Дарили, принц, вы знаете прекрасно.
С придачею певучих нежных слов,
Их ценность умножавших. Так как запах
Их выдохся, возьмите их назад…
 

   Жизнь Ани, ограниченная мастерской мужа на Австрийской площади и университетом, изменялась так быстро, словно она не сидела над книжками, не говорила с руководителем диплома, не стояла у кухонной плиты, а неслась на реактивном истребителе.
   Пафнутьев, конечно, мерзавец, каких мало. Как далеко он раскинул свои невидимые щупальца? Куда только не залезли хоботки этого насекомого? Никита Фасонов считает его своим главным врагом. Каким-то образом он устроил успех Иеронима на Западе, раскрутил как поп-звезду. Но ведь это невозможно! Существуют же вечные законы эстетики, критерии прекрасного. Она сама сейчас их изучает, чтобы перенести на современные газетные полосы. Фасонов уверен, что работы Иеронима — мазня и халтура, а Пафнутьев делает на них деньги, обеспечивая и себя, и Тамару… Но ведь живопись — это не музыкальная попса. Здесь не может быть «фанеры». Почему же тогда Иероним не может быть свободным от этого негодяя? У него все есть, все под рукой: краски, кисти, холст, мольберт, мастерская…. Все понимающая и готовая прийти на помощь жена, наконец. Почему же он зависим, несвободен?
   Судя по всему, Вилен Сергеевич так же держит мачеху Тамару. Тоже на мягком, очень удобном и уютном поводке. Но попробуй с него сорваться! Он держит крепче стальной цепи и ошейника с шипами.
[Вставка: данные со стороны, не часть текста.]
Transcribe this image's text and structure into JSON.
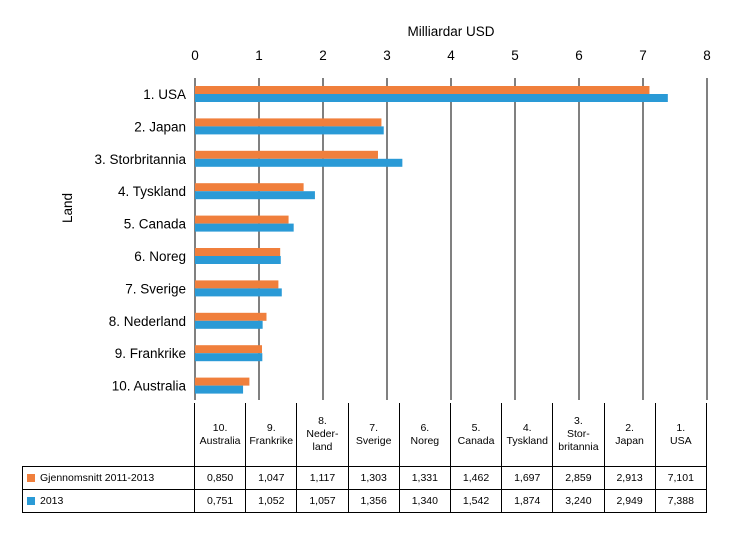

   Теперь вот Пафнутьев добрался до Ани. Неужели он был знаком с мамой? Или это ложь? Вряд ли он лгал. Это было бы слишком просто и глупо. Пафнутьев знает всех на свете, можно этому верить. Он только не знает, как ему пригодится следующий человек, но уже опутывает его своими щупальцами, заносит его в свой реестр, со всеми его слабостями, дурными привычками, ошибками. Все это пойдет при случае в дело. Кажется, у Толстого в какой-то повести сравниваются смерти человека и лошади. У лошади все идет в дело — мясо, шкура, копыта. Мертвый человек всем в тягость, отвратителен, никому не нужен. Ну, конечно, конюшня! «Холстомер» Толстого. Смерть старого Холстомера и его хозяина. Пафнутьев бы доказал Льву Николаевичу, как правильно использовать человека, чтобы, убив его, уничтожив, все использовать в деле: мясо характера, шкуру его слабостей, копыта дурных привычек…
   Но нельзя же поверить, что папа — не папа, отец — не отец. Ни разу он не только не поднял на Аню руки, он голоса на нее не повысил. Правда, он никогда никого не обидел. Он вообще сторонился людей, кивал им издалека и спешил к себе в музей, где не было посетителей. Так ему только этого и надо было. Он тихий, безобидный человек и подходит на роль…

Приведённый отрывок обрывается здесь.